Something of a dark horse candidate for the presidency when his selection was announced in 2018, Dr. Bacow was a member of the Harvard Corporation, the Hauser leader in residence at Harvard Kennedy School of Government’s Center for Public Leadership, and on the committee to select a successor to Dr. Faust.
The committee had reviewed 700 different candidates before settling on one of its own members, Dr. Bacow himself.
Dr. Bacow was credited with lobbying Congress for more lenient visa policies for international students during the pandemic, for announcing a university-wide climate change initiative, and for investigating the university’s ties to slavery, recently announcing an endowed Legacy of Slavery Fund, allowing scholars and students to bring Harvard’s connections to slavery to light for generations to come.
The university has committed $100 million to the effort, with some of the money earmarked to trace descendants of enslaved people at Harvard and also to create exchange programs between students and faculty members at Harvard with those at historically Black colleges and universities.
Dr. Bacow’s tenure at Harvard has not been without controversy.

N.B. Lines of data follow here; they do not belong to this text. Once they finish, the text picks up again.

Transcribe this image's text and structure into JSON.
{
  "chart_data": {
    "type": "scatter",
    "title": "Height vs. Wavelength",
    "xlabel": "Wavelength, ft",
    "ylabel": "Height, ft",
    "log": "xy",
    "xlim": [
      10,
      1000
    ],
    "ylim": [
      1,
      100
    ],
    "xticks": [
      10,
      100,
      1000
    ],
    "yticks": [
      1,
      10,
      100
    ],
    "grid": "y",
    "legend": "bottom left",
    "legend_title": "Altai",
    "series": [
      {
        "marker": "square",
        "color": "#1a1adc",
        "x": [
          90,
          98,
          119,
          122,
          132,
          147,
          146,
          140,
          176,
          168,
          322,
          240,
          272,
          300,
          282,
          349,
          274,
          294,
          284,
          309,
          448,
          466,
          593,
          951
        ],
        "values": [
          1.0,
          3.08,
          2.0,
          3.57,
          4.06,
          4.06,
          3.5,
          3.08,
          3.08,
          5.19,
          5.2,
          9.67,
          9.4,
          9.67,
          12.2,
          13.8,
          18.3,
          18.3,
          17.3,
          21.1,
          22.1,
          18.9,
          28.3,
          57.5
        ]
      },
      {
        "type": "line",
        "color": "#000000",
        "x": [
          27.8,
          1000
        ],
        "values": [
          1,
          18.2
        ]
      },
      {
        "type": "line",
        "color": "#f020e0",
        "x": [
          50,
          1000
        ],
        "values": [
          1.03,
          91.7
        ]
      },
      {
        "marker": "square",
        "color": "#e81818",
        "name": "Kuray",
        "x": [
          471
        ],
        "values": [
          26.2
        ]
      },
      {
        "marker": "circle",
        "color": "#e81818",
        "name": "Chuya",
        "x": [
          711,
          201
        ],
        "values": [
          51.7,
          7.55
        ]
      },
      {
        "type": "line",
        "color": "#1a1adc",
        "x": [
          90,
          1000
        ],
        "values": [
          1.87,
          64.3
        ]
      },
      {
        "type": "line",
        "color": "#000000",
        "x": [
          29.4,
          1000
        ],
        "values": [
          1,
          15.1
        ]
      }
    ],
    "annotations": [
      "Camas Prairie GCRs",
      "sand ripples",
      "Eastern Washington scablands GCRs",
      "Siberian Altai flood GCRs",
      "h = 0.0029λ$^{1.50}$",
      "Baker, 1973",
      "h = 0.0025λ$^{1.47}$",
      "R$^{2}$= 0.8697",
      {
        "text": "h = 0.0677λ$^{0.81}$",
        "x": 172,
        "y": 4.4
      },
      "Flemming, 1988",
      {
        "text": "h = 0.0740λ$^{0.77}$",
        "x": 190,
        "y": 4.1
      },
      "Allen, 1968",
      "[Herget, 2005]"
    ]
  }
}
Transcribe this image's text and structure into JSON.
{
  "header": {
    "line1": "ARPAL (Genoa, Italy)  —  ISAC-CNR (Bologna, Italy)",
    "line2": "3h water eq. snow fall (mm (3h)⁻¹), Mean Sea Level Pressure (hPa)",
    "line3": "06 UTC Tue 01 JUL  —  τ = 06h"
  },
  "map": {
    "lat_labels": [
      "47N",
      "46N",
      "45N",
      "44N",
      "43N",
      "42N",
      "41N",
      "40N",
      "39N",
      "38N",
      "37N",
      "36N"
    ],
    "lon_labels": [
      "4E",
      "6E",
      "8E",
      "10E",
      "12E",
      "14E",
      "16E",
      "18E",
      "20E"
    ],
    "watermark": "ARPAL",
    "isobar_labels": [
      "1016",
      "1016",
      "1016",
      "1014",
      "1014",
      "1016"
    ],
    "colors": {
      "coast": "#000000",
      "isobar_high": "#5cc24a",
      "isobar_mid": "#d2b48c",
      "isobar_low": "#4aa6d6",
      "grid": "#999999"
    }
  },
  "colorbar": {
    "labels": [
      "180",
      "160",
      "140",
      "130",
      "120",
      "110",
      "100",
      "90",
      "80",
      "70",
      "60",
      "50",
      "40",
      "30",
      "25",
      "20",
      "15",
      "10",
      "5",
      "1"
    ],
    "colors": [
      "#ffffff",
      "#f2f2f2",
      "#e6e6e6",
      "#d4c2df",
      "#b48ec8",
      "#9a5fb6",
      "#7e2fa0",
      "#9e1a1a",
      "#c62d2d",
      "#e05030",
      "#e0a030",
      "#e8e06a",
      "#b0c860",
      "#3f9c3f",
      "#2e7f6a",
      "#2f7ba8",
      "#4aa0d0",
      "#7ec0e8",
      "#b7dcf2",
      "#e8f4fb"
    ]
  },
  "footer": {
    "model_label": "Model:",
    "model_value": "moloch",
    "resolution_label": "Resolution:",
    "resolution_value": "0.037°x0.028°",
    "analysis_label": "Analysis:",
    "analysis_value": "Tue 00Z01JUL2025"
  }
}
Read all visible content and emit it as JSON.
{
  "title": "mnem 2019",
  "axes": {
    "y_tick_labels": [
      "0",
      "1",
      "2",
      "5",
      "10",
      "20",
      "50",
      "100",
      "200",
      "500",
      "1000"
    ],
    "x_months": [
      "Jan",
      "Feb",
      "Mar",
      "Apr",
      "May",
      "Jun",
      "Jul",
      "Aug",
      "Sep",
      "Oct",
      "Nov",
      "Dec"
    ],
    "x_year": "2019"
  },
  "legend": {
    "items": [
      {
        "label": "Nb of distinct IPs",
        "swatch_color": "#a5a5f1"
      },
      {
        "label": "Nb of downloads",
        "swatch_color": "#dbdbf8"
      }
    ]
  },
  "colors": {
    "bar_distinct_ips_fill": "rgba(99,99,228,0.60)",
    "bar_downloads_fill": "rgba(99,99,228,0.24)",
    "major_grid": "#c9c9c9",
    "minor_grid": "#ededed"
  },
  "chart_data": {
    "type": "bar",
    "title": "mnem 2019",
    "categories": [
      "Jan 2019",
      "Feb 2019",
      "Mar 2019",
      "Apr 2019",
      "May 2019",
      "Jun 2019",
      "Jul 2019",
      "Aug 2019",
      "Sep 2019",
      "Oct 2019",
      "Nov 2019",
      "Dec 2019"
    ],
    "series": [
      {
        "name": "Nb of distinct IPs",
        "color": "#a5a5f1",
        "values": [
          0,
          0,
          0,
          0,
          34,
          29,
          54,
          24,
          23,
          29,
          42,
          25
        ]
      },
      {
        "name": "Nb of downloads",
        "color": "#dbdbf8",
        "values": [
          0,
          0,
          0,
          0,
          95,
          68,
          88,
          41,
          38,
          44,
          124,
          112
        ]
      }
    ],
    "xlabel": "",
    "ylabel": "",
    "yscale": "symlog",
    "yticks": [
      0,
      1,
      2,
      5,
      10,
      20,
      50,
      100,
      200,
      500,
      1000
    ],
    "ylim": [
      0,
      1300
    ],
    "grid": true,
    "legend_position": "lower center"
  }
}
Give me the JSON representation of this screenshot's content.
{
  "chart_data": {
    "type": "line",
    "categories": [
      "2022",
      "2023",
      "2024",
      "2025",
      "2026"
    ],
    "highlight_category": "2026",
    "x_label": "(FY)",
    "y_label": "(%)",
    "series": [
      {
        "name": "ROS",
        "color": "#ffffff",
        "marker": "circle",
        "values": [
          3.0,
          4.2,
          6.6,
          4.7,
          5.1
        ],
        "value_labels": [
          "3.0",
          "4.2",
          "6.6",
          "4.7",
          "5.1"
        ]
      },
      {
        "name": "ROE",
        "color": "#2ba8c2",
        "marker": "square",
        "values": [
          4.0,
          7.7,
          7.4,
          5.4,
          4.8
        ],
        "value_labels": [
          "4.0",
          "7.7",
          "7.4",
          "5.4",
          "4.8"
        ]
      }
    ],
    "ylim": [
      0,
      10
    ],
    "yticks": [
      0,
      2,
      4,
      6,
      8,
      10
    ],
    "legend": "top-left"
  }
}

Last year, Cornel West, considered one of the country’s most prominent Black philosophers and progressive activists, announced he had resigned from Harvard Divinity School as a result of a tenure dispute. At the time, Dr. West attacked Harvard, calling it an institution in “decline and decay.” Dr. Bacow, who had declined to comment on the specifics of the case citing the confidentiality of the process, nevertheless defended the university’s handling of it.
In another highly publicized controversy, three female graduate students filed a lawsuit against Harvard this year, accusing the university of ignoring allegations that John Comaroff, a professor of African and African American studies and anthropology, had sexually harassed students.
By the time the case was filed, Dr. Comaroff, who denied the allegations, had been placed on leave after the university found he engaged in inappropriate verbal conduct — but he was found not responsible for unwanted sexual contact.